On peut toujours [...] prendre des notes, essayer d'aligner des phrases; mais pour se lancer dans l'écriture d'un roman il faut attendre que tout cela devienne compact, irréfutable, il faut attendre l'apparition d'un authentique noyau de nécessité. On ne décide jamais soi-même de l'écriture d'un livre

(C&T, 245).

Il narratore si permette però di andare oltre, interpellando il lettore anche in maniera diretta, quasi a volerlo consultare. Nel testo troviamo, infatti, delle domande che concorrono a rafforzare quella complicità a cui accennavo. Mentre il narratore racconta la storia familiare di Jed, ad un certo punto, parlando del nonno, ci chiede: «Qu'est-ce qui avait bien pu amener cet homme issu d'un milieu misérable à se trouver confronté aux techniques naissantes de la photographie?» (C&T, 37); o ancora, esplicitando un pensiero di Jed, ci domanda: «Était-il en train d'être gagné par un sentiment d'amitié pour Houellebecq?». Ma lo sforzo richiesto è ulteriore: il lettore non è solo chiamato ad interpretare la forma del testo legandola al contesto, ma ha l'esigenza di conoscere il contesto nella sua interezza per capire il testo. Il riferimento al mondo esterno non è fatto, cioè, solo di deissi. Il riferimento al mondo esterno è assoluto. Il fatto che il narratore si permetta di parlare di personaggi realmente esistenti del milieu culturale francese, che citi filosofi del passato e artisti contemporanei senza alcun preambolo, obbliga il lettore a crearsi una conoscenza precedente al testo. Il lettore che non vive in quell'enclave descritta dal narratore, a cui anche l'autore appartiene pur distaccandosene, avrà difficoltà a capire gran parte del testo.

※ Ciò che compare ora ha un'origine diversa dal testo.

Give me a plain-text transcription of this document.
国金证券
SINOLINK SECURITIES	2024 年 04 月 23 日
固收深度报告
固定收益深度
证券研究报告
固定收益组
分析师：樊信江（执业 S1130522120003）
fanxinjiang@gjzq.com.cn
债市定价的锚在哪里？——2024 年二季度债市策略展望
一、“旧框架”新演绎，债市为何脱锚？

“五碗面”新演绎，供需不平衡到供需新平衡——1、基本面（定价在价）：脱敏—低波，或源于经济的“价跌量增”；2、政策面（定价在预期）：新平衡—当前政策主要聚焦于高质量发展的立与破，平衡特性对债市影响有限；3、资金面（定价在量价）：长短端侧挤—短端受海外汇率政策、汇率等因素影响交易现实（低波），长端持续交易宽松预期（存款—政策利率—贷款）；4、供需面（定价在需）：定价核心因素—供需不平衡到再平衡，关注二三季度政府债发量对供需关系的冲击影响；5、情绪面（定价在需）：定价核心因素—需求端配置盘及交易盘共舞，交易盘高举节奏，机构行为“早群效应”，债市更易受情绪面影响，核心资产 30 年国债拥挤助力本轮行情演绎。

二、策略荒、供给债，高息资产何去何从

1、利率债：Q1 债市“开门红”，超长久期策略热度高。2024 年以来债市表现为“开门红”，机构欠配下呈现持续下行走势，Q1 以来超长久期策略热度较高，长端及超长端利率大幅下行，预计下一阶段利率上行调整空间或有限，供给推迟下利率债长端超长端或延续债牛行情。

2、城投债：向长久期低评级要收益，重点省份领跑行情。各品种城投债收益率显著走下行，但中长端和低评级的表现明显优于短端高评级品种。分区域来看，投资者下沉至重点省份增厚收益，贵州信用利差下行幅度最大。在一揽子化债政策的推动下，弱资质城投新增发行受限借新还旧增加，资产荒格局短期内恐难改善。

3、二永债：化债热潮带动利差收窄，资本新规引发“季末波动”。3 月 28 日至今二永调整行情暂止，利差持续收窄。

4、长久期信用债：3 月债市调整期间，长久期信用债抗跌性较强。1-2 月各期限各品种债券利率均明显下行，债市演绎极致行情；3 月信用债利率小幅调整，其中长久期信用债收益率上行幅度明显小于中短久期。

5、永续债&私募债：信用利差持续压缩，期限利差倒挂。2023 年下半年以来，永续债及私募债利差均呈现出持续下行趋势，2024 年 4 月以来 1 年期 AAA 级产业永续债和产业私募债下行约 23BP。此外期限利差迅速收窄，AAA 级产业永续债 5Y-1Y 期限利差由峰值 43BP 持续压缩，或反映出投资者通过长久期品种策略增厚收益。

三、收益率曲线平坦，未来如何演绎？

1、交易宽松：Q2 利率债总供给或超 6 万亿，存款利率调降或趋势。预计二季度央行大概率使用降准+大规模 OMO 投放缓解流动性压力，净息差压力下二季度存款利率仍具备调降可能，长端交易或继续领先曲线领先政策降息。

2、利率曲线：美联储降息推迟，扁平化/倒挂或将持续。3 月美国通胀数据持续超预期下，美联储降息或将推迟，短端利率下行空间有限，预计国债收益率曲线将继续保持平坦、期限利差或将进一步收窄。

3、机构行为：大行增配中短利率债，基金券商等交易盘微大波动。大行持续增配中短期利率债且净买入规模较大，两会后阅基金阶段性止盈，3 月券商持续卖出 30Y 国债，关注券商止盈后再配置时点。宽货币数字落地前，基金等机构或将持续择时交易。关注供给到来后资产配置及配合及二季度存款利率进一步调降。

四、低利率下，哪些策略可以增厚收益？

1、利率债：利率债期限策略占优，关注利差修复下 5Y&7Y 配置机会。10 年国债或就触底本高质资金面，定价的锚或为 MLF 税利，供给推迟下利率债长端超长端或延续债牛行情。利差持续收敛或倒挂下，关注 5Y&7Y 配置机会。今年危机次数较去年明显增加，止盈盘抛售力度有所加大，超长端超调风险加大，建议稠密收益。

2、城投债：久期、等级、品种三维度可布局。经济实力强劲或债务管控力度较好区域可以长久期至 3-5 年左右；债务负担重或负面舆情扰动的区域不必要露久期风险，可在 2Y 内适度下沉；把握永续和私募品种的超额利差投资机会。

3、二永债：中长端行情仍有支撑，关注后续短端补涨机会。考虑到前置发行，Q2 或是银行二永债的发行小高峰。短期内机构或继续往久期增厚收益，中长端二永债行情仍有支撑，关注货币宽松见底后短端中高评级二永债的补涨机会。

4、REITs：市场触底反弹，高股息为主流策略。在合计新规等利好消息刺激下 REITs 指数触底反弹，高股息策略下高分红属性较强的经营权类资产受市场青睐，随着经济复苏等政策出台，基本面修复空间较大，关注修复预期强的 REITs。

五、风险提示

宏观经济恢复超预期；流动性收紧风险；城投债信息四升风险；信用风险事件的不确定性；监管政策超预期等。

Quindi, per tornare all'empatia, come il narratore manca di empatia verso i personaggi del testo, così è manchevole anche nei confronti del lettore nel momento in cui lo getta in un testo che per essere capito ha bisogno di un palinsesto culturale che non è ovvio avere; ma, una volta superato l'ostacolo iniziale, quel senso di disagio derivante dalla non comprensione del contesto di riferimento, tra narratore e lettore inizia un dialogo che costituisce l'essenza stessa del processo empatico: non si tratta più di andare verso l'altro, ma di trascinare l'altro nel proprio mondo, di essere con l'altro.